From Appling residents and Columbia County natives, these comments were likely: I dont think they should move it from Appling. This is the county seat; the courthouse should stay where it is.
But from the eastern end of the county where more residents live, and from the judicial community, you were likely to hear: It is more convenient in Evans; I hate the ride to Appling.
ould it surprise anyone to learn there might not have been a Columbia County at all if it hadnt been for a controversy over the original courthouse?
George Walton and William Few may have fought on the same side for American independence, but almost from the birth of Richmond County, which then included all of Columbia County, these two patriots had entirely different views on where the county seat -- and thus the courthouse - should be.
Walton, signer of the Declaration of Independence and future governor of Georgia, wanted the county seat in civilized Augusta, not way out in the woods. Few, on the other hand, Revolutionary War hero and signer of the U.S. Constitu-tion, wanted the county seat at Brownsborough (Appling today), at the geographic center of the county.

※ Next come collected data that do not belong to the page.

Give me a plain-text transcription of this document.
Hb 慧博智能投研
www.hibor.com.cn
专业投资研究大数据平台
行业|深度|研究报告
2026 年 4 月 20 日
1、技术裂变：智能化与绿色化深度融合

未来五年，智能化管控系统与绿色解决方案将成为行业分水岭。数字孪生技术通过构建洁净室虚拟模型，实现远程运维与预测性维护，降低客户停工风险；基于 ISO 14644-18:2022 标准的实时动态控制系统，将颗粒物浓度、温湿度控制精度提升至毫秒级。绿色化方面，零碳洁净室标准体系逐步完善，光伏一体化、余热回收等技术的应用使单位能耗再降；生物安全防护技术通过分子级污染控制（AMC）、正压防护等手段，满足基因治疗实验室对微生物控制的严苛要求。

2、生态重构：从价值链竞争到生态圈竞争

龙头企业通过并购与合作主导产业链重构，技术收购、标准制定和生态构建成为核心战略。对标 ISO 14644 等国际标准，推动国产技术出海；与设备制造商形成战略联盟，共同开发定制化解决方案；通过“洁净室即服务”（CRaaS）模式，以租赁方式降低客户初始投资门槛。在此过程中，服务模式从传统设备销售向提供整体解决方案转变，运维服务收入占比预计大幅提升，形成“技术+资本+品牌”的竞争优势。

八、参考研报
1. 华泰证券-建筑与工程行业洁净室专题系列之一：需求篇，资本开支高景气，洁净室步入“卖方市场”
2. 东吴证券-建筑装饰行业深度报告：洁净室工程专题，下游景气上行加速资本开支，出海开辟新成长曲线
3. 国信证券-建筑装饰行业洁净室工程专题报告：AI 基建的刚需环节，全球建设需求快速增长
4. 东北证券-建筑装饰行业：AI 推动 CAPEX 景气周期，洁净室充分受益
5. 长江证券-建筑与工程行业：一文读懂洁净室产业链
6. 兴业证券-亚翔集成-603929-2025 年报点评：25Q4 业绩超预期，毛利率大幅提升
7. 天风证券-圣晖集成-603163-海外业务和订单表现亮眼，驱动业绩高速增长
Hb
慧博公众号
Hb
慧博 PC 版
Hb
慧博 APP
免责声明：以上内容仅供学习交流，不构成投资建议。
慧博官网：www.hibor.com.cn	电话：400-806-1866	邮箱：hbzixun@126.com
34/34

The political battle lasted 10 years until, in 1790, the Georgia Legislature voted to cut Richmond County in two, essentially giving both Walton and Few a courthouse of his own. Shortly after that decision there would be a brief skirmish between Few and his neighbor, William Appling, over whose donated land would become the site of the new courthouse. Since theres no mention of Fewville in the county record, its not hard to tell which mans generosity was accepted. In fairness to Few, the county seat was not given the name of Appling until 1816, long Few had left Georgia to spend the rest of his life in New York.
Are the courthouse controversies over? Probably not. I see differences of opinion on what to do with the old courthouse. I also see dozens of ways that county treasure can still serve its people.
In addition to holding court two or more times a year, the building could become a museum, an art gallery, or a meeting place. The courtroom itself makes a grand theater, as Joanne Greene demonstrated when her Lakeside High drama class once held a production there. The same room also becomes a concert hall, as the Columbia County Choral Society has experienced.
The moral of this story is not that Columbia County is a contentious place to live, but that through diversity of opinion and educated debate, the best possible decisions, like our beautiful new courthouse, can be made.